Imagine that the company's CEO is paid less than middle managers at comparably sized enterprises.
Imagine that the company's health is vital to the prosperity of the Pikes Peak region.
And finally, imagine that the company is locked in a life-or-death struggle to secure access to a vital raw material, without which the region simply will stop growing.
This is good ol' Colorado Springs Utilities, owned by the residents of Colorado Springs and governed by the City Council. And despite the company's overall competence and its success in providing all of us with reliable, relatively low-priced utility services, the company's in crisis.
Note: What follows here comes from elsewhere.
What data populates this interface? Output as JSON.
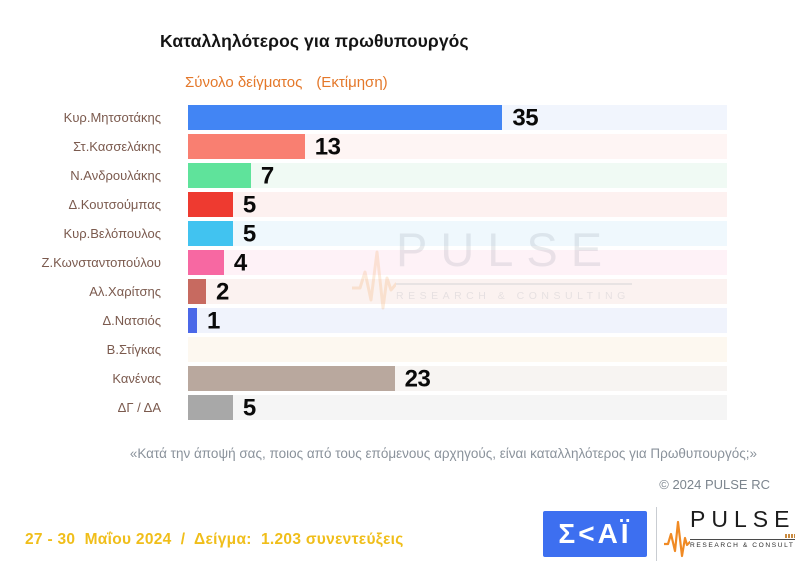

Its board is clueless and defensive, its CEO has just quit, and it's by no means certain that the company will be able to secure and deliver enough water to provide for the future needs of this city.
There are those of us who may think, that's fine. This city's growth -- disorderly, cancerous, unsustainable -- has to stop sooner or later, so why not now? Maybe we could become a model of conservation, sustainability and appropriate resource use. Maybe ... but probably not.
There's a saying among sailors: You sail in the wind that you have, not the wind that you had five minutes ago or the wind that you expect to have five minutes hence. In Colorado Springs, we have an economy that depends upon continued growth. Change needs to come slowly and incrementally, not suddenly and catastrophically.
If, because of the failure of CSU and our elected officials to bring new water to Colorado Springs, we have to adapt overnight to a new reality, it won't be pretty. Expect draconian water conservation measures, the loss of much of our urban forest, declining real estate values and economic stagnation for many years.
So what can we do to help? For one thing, insist that Council make the Southern Delivery System, and water, its No. 1 priority. Encourage members to spend more time with our partners/adversaries in Pueblo and the lower Arkansas Valley. Suggest that they spend time listening carefully to opponents of the project, like Pueblo Chieftain publisher Bob Rawlings.
And tell 'em to stop demonizing Rawlings and his allies. In a recent news release, CSU accused Rawlings of "crossing ethical lines" in his "campaign of misinformation and bullying tactics against Colorado Springs." And what was the "ethical line" that Rawlings crossed? He hired a water lawyer.
But most importantly, we need to insist that Council hire a supremely well-qualified person to succeed Utilities CEO Phil Tollefson. That means abandoning one of our most cherished misconceptions: that such a person will be available for 300 grand or so. Folks, if you believe that, you're smokin' crack. CSU is a billion-dollar outfit, and its boss has to be a superb manager, a canny politician well versed in Colorado water law, and a gracious diplomat able to both steer and defer to his dumbo board of directors.
We need a superstar: a businessman/politician like Massachusetts Governor Mitt Romney, or Denver Mayor John Hickenlooper. They're not available, but if we want that level of competence, we'll have to pay a lot more than 300 Gs.
Will Council have the guts to pay the big bucks and take the political fallout? Doubtful. Old habits die hard, and in Colorado Springs, we've always done it on the cheap. But this time, the low-priced spread may not be good enough.
Meanwhile, there's something bizarrely comforting about New Life Church Pastor Ted Haggard's sort-of candidacy for Joel Hefley's seat in Congress. Just as New Life delivers religion far more effectively than traditional denominations (think Wal-Mart vs. Main Street), so too would Congressman Ted be a far more efficient advocate for his constituents than any other candidate. Haggard wouldn't be the tool of any special interest group -- he is the special interest group.
It's just businesslike politics -- cut out the middleman! And come to think of it, how 'bout Pastor Ted for that vacant Utilities CEO position?